I know some love details.
There are two Internet connections involved, on an active-passive basis. The redundancy between the two connections is pretty simple. I have a pair of Raspberry PIs handing out IP addresses, whichever gets there first wins. They are handing out different ranges in the same larger subnet. As I recall one has 192.168.0.2-192.168.0.255, the other 192.168.2.1 to 192.168.2.255 The default gateway they hand out is, most originally, 192.168.0.1. No kit has this IP address, it's a
VRRP VIP that the two routers both can own.
Under normal operation everything uses the router in the study/home office. This is the one connected to YouFibre. If I lose YouFibre everything still goes to the study but is then sent to the router in the Comms cabinet: the link is more than phat enough that it doesn't matter, and many internal resources are connected to that router anyways.
This happens because the main router keeps the VRRP VIP, and the two routers talk over
eBGP. The backup router advertises a default route to the primary, the primary doesn't advertise a default to the secondary router simple because nothing should ever go there that's intended for the YouFibre connection.
The main router is lost entirely the secondary will claim the VIP in a few seconds, it now has 192.168.0.1 and data flows out of its Internet connection.
Caveat here is that existing connections will drop and have to reestablish as their public IP will change. I could, of course, work around this by using SD-WAN or some other tunnelling but it's fine: the delay is acceptable.
The BGP is also there so that the secondary router can learn routes from the primary as the primary has a few other things connected to it via the main switch. There is an
SD-WAN virtual appliance running on the VMWare host, indeed it's actually the gateway for almost everything else on there, and it chats BGP to both routers so that they know about the subnets behind it. There are quite a few as that appliance is the hub appliance for a small, entirely virtual WAN, with my 'home' network behaving as the upstream datacentre giving said network Internet access.
There's another SD-WAN virtual appliance that is connected to a global network and it has BGP sessions also for test purposes - some of the mega bandwidth bursts are tests being conducted across said SD-WAN and my kit needs to know where to send traffic for those tests.

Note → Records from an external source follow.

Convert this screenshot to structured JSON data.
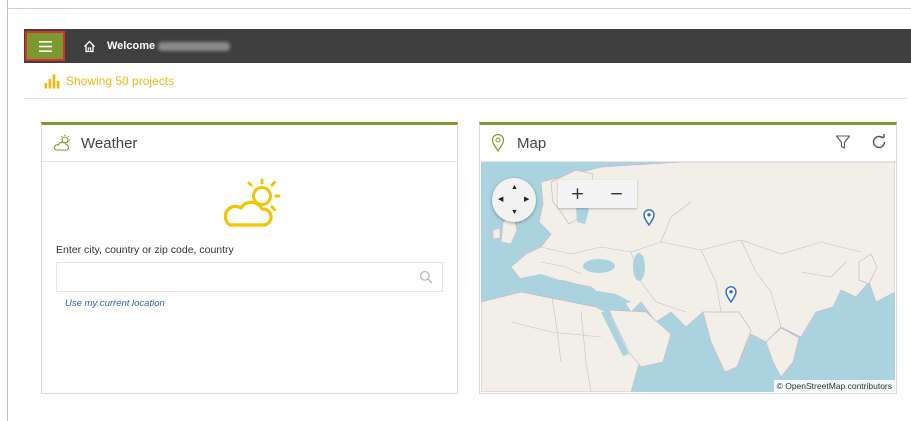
{
  "topbar": {
    "welcome_label": "Welcome"
  },
  "subbar": {
    "projects_text": "Showing 50 projects"
  },
  "weather": {
    "title": "Weather",
    "city_label": "Enter city, country or zip code, country",
    "city_input_value": "",
    "location_link": "Use my current location"
  },
  "map": {
    "title": "Map",
    "zoom_in": "+",
    "zoom_out": "−",
    "attribution": "© OpenStreetMap contributors"
  },
  "colors": {
    "accent_green": "#7a9a2e",
    "topbar": "#3f3f3f",
    "highlight_border": "#d9302a",
    "projects_yellow": "#f2b90c",
    "link_blue": "#2f62b3",
    "pin_blue": "#2d6fcf"
  },
  "icons": {
    "menu": "hamburger-icon",
    "home": "home-icon",
    "projects": "bar-chart-icon",
    "weather_header": "sun-cloud-icon",
    "weather_large": "partly-sunny-icon",
    "search": "search-icon",
    "map_header": "map-pin-icon",
    "filter": "filter-icon",
    "refresh": "refresh-icon",
    "pin": "map-pin-icon"
  }
}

Security is provided in a very few ways. Firstly there is of course Weaver's beloved NAT although I suspect most of what I'm doing here is like Kryptonite to him: sorry Sir!
IOT devices have their own SSID, own access point and its only connection into the network is to a routed port not permitted to do anything other than go to the Internet. Their traffic is also captured and forwarded to an IDS VM living on the VMWare/ESXi host for inspection.
The routers run
Netflow. A collector consumes this telemetry and may be viewed though I'm rarely that bothered
If I were super concerned I could have all traffic go through the SD-WAN VM via some policy-based routing, where it would all be inspected by an IDS/IDP.
For network engineers this is all pretty basic stuff: it doesn't need to be complicated so why make it complicated?